The Nest’s $35 daily rate is more like a suggested donation. Many veterans pay less based on a sliding scale of their income or benefits, and none is turned away. The majority are referred by Veterans Affairs hospitals in the nearby city of St. Cloud and Minneapolis. Most of the rest arrive from elsewhere in the Midwest; a few have traveled from as far away as Florida and New York.

Each veteran receives a separate room furnished with a donated bed, desk and other items, and those who are physically able help with chores. They prepare group meals and clean the buildings, shovel sidewalks and mow lawns, feed horses and plant crops on the property’s farm.
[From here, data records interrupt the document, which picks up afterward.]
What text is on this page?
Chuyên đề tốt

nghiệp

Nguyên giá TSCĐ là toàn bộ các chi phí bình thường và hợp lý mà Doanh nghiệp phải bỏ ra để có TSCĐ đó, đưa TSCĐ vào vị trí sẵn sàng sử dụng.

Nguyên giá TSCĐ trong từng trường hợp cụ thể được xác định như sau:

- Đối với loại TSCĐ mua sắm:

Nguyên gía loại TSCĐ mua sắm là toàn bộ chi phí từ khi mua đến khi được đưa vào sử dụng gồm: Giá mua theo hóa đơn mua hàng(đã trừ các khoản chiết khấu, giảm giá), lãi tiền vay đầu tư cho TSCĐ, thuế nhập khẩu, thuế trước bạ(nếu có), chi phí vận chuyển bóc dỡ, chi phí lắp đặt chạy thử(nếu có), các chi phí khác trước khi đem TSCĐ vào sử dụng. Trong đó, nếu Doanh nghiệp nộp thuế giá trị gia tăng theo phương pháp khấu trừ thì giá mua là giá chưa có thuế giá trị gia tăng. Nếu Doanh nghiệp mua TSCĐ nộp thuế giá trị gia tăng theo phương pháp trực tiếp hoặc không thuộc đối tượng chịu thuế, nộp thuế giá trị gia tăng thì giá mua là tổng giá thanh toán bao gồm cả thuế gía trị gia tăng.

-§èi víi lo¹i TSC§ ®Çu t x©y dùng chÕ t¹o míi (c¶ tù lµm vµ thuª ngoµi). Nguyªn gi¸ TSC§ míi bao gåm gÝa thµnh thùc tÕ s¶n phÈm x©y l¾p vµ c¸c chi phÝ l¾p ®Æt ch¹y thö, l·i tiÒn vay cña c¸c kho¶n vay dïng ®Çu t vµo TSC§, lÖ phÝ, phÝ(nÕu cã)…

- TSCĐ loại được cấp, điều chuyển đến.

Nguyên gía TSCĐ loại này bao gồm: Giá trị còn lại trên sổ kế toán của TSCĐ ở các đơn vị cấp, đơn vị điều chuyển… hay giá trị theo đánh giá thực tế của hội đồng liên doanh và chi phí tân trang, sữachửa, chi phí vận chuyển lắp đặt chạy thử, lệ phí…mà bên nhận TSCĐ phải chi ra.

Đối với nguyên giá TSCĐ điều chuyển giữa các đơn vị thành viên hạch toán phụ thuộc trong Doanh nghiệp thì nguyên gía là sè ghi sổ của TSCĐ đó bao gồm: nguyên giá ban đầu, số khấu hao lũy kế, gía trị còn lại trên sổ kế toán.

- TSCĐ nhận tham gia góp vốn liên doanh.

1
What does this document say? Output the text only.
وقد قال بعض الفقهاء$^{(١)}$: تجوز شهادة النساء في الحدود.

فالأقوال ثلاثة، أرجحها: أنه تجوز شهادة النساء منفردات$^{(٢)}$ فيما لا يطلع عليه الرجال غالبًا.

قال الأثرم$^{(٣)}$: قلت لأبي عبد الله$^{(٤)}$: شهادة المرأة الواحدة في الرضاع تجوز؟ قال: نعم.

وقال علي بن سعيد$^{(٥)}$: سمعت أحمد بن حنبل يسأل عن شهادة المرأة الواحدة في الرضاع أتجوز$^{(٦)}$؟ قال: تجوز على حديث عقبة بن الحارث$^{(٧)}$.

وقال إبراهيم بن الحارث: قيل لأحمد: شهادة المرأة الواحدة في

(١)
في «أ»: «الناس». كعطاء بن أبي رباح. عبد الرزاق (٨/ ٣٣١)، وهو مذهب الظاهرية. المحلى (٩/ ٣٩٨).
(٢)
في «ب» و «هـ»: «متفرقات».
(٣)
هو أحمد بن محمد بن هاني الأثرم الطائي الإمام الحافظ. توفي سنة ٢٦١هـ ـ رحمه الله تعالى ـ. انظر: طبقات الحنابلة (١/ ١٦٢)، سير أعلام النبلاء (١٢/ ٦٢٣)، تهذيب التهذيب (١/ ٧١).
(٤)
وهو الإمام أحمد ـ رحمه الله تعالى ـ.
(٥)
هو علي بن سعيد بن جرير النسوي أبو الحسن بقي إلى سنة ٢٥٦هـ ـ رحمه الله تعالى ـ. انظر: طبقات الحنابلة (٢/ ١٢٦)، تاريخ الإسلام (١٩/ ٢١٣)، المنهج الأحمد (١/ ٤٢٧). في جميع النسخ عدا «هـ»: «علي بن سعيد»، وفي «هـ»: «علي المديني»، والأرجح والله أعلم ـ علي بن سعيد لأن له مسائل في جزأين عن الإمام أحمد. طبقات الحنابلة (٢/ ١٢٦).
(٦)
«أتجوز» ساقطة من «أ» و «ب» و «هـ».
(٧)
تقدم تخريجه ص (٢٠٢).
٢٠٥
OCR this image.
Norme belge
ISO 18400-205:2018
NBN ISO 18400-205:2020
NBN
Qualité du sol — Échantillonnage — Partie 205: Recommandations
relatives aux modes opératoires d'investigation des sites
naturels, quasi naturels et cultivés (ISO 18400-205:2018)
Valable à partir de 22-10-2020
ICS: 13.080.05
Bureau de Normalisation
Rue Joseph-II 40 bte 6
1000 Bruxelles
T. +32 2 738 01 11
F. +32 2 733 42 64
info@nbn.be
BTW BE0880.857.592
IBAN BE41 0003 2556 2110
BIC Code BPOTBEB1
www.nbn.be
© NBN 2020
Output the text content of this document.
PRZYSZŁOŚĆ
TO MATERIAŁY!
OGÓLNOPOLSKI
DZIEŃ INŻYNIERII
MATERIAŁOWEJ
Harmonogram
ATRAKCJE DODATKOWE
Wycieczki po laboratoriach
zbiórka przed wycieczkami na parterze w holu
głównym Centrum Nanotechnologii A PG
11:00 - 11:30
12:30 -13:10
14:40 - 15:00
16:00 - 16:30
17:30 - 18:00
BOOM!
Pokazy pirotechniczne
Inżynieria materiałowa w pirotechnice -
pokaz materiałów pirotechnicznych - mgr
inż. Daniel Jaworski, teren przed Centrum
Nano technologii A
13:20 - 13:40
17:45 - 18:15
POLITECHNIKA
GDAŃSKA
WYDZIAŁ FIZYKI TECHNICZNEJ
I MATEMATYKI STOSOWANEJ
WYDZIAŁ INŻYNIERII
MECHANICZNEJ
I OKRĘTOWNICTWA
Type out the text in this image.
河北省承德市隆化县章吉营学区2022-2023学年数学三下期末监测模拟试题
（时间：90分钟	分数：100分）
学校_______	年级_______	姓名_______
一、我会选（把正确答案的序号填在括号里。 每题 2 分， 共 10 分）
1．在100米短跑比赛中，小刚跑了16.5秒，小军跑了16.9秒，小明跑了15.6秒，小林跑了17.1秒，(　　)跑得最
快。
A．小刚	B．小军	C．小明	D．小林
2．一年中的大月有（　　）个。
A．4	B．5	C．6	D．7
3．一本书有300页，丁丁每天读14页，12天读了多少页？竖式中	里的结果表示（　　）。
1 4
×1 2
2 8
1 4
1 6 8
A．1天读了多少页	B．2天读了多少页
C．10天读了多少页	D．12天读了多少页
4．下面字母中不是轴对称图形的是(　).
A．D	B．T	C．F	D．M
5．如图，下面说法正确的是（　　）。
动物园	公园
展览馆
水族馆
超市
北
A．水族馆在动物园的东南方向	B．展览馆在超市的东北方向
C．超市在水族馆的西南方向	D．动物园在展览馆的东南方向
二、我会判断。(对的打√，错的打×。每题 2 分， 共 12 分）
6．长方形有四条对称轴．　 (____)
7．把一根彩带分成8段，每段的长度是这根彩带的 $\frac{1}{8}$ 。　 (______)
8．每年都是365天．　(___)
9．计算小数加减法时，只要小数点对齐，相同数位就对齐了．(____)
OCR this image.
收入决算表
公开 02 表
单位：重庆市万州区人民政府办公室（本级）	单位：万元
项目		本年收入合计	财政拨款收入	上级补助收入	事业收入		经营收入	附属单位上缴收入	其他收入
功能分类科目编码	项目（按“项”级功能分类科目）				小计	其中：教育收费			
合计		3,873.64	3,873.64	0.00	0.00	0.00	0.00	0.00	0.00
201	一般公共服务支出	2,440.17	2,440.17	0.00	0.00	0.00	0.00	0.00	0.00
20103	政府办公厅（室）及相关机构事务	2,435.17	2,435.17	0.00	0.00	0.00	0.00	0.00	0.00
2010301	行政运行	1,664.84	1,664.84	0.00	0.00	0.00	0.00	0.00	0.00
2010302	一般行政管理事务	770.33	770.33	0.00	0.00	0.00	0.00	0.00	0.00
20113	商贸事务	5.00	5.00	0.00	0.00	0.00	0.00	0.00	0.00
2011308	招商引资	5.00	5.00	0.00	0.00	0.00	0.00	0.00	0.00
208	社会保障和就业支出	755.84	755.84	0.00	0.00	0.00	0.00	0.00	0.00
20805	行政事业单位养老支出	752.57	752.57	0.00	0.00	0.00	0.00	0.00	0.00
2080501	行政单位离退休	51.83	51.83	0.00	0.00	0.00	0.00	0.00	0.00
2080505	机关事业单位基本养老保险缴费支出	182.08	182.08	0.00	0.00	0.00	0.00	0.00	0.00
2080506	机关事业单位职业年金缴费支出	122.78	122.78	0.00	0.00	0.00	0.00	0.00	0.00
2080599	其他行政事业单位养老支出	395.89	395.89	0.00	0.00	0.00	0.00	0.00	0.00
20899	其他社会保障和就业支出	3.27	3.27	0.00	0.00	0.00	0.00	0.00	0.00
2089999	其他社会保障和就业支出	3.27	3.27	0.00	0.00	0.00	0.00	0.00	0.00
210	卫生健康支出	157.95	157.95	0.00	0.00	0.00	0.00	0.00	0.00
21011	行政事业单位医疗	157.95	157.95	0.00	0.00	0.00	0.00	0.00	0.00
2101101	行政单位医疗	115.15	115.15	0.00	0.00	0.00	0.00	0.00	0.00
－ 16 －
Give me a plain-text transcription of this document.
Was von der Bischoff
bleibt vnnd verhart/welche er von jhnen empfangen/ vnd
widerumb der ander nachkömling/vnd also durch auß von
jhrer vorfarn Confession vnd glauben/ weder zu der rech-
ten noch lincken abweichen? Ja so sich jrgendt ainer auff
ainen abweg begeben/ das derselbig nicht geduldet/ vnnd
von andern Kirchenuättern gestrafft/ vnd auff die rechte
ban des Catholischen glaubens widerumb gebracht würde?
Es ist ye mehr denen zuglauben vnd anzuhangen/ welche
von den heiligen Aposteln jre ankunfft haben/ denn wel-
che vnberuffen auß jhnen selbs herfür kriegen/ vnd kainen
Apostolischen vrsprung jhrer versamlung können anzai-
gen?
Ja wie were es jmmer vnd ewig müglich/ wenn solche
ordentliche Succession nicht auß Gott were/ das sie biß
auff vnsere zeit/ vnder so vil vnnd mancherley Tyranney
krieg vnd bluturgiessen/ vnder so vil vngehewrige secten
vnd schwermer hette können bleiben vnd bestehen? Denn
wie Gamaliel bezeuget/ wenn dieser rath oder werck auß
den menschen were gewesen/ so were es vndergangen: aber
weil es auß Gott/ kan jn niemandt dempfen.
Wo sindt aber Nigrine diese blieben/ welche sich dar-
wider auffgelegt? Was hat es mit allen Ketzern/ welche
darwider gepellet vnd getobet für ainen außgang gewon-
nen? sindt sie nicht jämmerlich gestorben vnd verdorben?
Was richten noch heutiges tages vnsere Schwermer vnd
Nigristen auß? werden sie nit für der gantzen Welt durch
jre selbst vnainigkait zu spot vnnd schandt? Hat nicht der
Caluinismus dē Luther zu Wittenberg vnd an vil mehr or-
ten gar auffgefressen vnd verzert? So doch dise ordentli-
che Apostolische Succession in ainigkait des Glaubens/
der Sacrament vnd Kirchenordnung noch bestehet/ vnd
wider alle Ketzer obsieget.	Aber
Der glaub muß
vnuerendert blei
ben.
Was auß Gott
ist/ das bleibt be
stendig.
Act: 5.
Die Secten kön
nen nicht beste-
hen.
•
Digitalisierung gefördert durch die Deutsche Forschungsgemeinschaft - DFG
Butler and her staff arrange VA appointments, job interviews and classes at area colleges and vocational schools, along with regular trips to the local movie theater and bowling alley.

The daily tasks and other activities further Butler’s mission to aid veterans in repairing their interior lives. The Nest offers therapy classes in art, writing and meditation, and licensed clinicians visit to provide substance abuse, marriage and family counseling. Two or three times a week, the veterans gather for a peer support meeting. The group discussions cultivate a sense of trust that has eluded them since their days in uniform.

“They have each other’s backs like they did when they were in the military,” said Butler, whose husband deployed to Iraq and Afghanistan with the Army National Guard. Two of his sons from a prior marriage also served combat tours, and one returned from Iraq plagued by depression that pushed him to the edge of suicide. His struggle moved Butler to create a space for veterans to look after their own.

“They know the best way to help one another,” she said. “To see them find hope again, to find family again, is profound.”

For Dan Klutenkamper, the empathy of fellow veterans rekindled his will to live. The retired Army sergeant copes with post-traumatic stress disorder, the invisible legacy of his two tours in Iraq and a third in Afghanistan. After his honorable discharge in 2011, he bottomed out in his parents’ basement, self-medicating with alcohol and pot. Thoughts of suicide clenched his mind.

“Being here has given me the time, space and security to understand my problems,” said Klutenkamper, 33, who moved into the Nest in fall 2013. He joined the resident staff last year and assists with admissions, peer support sessions and crisis intervention. “It’s such a relief just knowing I don’t have to be in a rush to get my stuff in order and be out the door.”

Klutenkamper has bonded with the Nest’s older veterans, particularly those who fought in Vietnam, drawing strength from their survival of the after-war. “We went to different places, but the same sort of bad stuff that happened to them happened to us,” he said. “You learn from them how to not let the experience destroy you.”

Butler’s faith in the power of veterans helping veterans extends to handing them control of the Nest’s future. Late last year, she transferred the property to a trust formed by a group of former servicemembers with whom she has worked to build the campus. Together they will continue to nurture her ethos of compassion without borders.

“If we believe in veterans, they start to believe in each other,” she said. “They didn’t give up on their country. We can’t give up on them.”